Uno degli interventi già annunciati è l'abolizione del non-domiciled regime: istituito nel 1799 per finanziare le spese delle guerre napoleoniche alle porte, è un retaggio imperiale che consente a chi ne ha i requisiti di schermare i redditi prodotti all'estero dalle tasse inglesi, con il solo obbligo di versare un'una tantum in funzione degli anni vissuti nel Paese. È stato al centro della recente campagna politica per le elezioni parlamentari di inizio luglio: la stessa moglie dell'ex primo ministro Sunak, Akshata Murty, figlia del fondatore del gigante tech Infosys, ne beneficia ponendo al riparo del fisco inglese milioni di sterline annui di dividendi dell'azienda del padre. I favorevoli al non-dom regime sostengono che una sua cancellazione porterebbe a una fuoriuscita dal Paese di migliaia di super ricchi, con conseguente impoverimento dell'economia. In realtà, spulciando i dati del fisco inglese si nota come il ricorso a questo regime fiscale si sia costantemente attenuato negli ultimi anni, passando da quasi 140mila beneficiari nel 2008 a circa 75mila dello scorso anno. Una riduzione continua, accentuatasi dopo il referendum sulla Brexit, che indica una costante disaffezione delle elite economiche mondiali verso il Regno Unito. Una tendenza cominciata molto prima dell'insediamento del nuovo governo laburista e che attraversa tutti i 14 anni di esecutivi conservatori durante i quali la pressione fiscale è salita ai massimi dal dopoguerra.

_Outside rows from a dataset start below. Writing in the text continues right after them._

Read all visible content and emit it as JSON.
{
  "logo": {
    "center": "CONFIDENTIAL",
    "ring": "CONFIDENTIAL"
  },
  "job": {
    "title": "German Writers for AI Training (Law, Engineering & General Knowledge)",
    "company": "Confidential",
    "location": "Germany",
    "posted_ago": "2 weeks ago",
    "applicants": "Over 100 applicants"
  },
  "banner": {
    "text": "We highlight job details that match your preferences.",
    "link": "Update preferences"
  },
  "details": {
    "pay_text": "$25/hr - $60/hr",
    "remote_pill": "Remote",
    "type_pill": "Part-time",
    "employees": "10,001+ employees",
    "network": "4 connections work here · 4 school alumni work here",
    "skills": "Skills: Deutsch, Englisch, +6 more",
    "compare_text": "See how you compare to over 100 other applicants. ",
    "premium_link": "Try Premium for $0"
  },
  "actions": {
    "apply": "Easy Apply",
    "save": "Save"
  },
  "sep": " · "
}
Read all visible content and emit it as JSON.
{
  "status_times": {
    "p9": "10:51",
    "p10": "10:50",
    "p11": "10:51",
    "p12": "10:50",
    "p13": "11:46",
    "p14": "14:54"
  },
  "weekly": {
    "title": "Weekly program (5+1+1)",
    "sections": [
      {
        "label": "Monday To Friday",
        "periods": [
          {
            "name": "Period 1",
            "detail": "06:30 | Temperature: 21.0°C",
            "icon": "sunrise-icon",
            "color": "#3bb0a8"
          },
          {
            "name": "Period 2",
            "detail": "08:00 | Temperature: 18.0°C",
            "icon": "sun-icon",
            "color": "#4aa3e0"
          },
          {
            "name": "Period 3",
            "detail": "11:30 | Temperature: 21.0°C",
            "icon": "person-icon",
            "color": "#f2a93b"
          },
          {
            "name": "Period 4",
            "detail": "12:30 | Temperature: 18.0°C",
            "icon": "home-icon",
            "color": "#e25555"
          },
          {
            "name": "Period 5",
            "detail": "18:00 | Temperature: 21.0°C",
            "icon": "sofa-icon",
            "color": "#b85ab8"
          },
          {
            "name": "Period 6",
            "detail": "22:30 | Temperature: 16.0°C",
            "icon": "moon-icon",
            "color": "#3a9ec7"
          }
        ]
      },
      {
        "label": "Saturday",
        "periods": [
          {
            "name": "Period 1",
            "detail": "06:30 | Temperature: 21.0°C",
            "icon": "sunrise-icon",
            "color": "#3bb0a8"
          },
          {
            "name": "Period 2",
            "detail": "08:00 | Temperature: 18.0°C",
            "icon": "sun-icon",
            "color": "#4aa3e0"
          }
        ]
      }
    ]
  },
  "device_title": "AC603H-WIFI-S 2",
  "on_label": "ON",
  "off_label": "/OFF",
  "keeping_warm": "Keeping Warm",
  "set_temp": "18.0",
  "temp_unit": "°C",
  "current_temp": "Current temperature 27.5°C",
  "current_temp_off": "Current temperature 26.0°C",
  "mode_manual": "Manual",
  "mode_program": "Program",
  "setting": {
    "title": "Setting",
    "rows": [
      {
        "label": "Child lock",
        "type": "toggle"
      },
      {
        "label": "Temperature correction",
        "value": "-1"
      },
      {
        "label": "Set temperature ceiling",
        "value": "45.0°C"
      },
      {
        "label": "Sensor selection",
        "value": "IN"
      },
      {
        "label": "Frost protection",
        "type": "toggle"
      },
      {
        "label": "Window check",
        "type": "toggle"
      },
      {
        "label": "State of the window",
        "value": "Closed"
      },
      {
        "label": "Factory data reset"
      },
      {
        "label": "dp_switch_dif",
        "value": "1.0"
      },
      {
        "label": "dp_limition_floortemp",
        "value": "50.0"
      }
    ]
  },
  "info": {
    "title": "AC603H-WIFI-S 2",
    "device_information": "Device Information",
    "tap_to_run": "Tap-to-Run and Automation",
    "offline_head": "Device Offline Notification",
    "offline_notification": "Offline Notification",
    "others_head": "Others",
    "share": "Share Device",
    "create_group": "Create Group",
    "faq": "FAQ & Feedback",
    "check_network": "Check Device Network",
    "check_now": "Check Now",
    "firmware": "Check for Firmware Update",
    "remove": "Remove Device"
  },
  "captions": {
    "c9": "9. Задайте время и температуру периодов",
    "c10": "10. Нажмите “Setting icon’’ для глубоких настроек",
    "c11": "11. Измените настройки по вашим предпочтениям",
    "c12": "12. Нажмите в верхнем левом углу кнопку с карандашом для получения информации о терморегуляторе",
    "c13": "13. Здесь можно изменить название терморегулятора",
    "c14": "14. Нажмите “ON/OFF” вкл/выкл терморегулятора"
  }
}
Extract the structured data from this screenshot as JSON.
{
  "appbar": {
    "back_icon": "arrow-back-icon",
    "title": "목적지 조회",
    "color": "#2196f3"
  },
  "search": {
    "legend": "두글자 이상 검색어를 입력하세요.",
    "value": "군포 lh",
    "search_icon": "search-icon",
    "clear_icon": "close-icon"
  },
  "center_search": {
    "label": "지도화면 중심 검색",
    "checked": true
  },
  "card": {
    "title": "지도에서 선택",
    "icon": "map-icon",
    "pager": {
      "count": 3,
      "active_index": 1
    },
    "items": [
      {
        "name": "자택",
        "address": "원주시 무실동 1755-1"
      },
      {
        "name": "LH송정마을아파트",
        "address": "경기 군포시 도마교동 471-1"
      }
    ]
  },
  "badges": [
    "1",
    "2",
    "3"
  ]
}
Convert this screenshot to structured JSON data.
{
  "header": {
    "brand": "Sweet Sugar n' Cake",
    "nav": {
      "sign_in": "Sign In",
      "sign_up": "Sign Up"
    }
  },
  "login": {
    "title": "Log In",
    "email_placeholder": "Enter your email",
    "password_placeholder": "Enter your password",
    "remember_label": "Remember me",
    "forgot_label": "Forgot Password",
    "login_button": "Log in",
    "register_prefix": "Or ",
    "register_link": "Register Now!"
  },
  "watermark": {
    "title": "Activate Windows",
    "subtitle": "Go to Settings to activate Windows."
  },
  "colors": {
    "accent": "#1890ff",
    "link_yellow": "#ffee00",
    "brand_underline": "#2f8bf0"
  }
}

Un intervento fiscale che potrebbe invece accelerare la fuga dei super ricchi dal Regno Unito è la possibile introduzione da parte del Labour di una nuova tassazione per i manager nel private equity, che oggi ricevono la maggior parte della remunerazione sotto forma di plusvalenze finanziare, tassate al 28%, e che il nuovo governo vorrebbe equiparare a redditi da lavoro e tassarli fino al 45%. Un'iniziativa che, se confermata, potrebbe indurre molti manager a ricollocarsi verso destinazioni europee fiscalmente più amichevoli: Spagna, Portogallo, Svizzera e Italia, con Milano fra le mete preferite. Il Financial Times ha recentemente elogiato il capoluogo lombardo ponendolo tra le mete favorite di chi lascia Londra: prossima apertura di club privati ad accogliere i transfughi d'oltre Manica, effervescente vita culturale, ottime scuole internazionali, agevoli collegamenti col resto del continente, favorevole regime fiscale italiano (100mila euro di tasse annue per 15 anni per tutti i redditi esteri).

Gli interventi fiscali laburisti rischiano di accentuare un annoso problema del Regno: molti di coloro che lasciano il Paese sono imprenditori che portano con sé non solo soldi e indotto ma idee e futura crescita, come evidenziato dallo studio di Henley & Partners, che ha registrato ad agosto un +69% nelle richieste di trasloco dei milionari rispetto al 2023.

Lontani da Londra e dall'Europa, destinazione Usa e Asia: un trend cominciato con il boom tecnologico a inizi del 2000, che rischia di aggravare il principale problema inglese (e non solo): una produttività cresciuta pochissimo negli ultimi 20 anni, senza il cui aumento la crescita economica rimane un miraggio.